Ross Douthat, billed as a right-of-center voice on the New York Times editorial page, writes, "while some tax cuts can raise government revenue, the income-tax cuts of the Bush years emphatically did not."
Let's check the numbers. Federal receipts in 2000, the year before Mr. Bush took office, were $2.025 trillion, according to the Office of Management and Budget. In 2007, after the tax cuts had taken effect, federal receipts were $2.568 trillion. Tax rates were cut and tax revenues increased. Think that's all due to inflation? Use the OMB's "constant FY 2005 dollars" (if we could only get the government to start issuing those instead of the fiat greenbacks...). By that measure, following the tax increase, federal receipts rose to $2.414 trillion in 2007 from $2.310 trillion in 2000. Revenue declined from the 2007 levels in 2008 and 2009 because of the recession and the tax provisions of the "stimulus," but it's nonsense to claim "emphatically" that the Bush tax cuts did not raise government revenue.
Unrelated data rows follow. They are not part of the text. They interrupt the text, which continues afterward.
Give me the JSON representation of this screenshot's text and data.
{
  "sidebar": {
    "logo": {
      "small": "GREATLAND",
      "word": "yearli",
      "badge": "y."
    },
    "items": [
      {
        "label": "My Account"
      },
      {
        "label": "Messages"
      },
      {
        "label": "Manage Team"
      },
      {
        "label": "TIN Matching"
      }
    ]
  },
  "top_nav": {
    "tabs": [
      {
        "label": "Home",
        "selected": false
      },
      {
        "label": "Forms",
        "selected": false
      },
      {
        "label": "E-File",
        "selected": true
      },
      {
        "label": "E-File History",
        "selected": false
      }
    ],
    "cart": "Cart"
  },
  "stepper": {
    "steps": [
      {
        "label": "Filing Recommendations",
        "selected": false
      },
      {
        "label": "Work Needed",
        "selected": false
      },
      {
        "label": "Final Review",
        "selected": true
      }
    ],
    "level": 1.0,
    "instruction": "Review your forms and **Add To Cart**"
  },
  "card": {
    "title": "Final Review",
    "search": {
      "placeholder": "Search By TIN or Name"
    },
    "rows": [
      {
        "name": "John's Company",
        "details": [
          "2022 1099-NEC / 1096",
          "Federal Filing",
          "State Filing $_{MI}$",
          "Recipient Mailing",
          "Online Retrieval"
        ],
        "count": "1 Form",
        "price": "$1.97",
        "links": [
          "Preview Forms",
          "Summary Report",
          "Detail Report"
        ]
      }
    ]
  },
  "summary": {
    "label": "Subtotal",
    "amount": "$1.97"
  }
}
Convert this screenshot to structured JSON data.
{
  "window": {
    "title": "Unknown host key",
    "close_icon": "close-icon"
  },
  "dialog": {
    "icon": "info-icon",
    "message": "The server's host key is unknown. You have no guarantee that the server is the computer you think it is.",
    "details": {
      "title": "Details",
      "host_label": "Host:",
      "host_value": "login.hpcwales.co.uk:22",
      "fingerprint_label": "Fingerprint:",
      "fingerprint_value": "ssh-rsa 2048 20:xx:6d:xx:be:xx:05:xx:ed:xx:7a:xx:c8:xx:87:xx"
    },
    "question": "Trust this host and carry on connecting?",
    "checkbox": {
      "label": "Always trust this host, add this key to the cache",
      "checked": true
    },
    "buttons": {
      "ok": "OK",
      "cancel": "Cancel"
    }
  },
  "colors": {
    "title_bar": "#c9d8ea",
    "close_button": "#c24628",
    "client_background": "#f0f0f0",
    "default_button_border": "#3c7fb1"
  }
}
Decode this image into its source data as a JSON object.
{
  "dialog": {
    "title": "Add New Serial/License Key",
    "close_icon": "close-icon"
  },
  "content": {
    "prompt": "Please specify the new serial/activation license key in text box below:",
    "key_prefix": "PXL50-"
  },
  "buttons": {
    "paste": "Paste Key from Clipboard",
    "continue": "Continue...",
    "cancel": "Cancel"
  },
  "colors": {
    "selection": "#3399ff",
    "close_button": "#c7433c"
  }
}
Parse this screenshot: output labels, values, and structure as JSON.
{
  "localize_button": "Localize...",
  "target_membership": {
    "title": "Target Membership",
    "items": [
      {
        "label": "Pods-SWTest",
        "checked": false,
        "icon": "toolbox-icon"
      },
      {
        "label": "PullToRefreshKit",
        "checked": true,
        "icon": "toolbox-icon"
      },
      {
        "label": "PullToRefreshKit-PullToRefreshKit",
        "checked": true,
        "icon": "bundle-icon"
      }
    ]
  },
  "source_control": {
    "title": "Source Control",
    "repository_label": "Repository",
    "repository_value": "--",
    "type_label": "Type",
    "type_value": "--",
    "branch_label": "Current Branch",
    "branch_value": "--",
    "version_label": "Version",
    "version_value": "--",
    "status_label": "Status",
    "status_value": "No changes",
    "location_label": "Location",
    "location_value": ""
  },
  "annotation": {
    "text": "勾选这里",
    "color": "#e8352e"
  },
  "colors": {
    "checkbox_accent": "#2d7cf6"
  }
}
Now, just because revenue went up after the tax cuts doesn't mean the tax cuts were the cause of the increased revenue. That's the post hoc ergo propter hoc fallacy. And it may be that Mr. Douthat is attempting to make some kind of distinction between the Bush tax cuts on capital gains and dividend income, on the one hand, and those on ordinary income, on the other hand.
I don't think the best argument for tax cuts is that they produce more revenue for the government but that they allow individuals to keep more of what they earn. But if one is going to take aim at the argument that tax cuts produce more revenue for the government, the least one can do is to stay close to the facts, especially if one is to be hurling around muscular modifiers like "emphatically."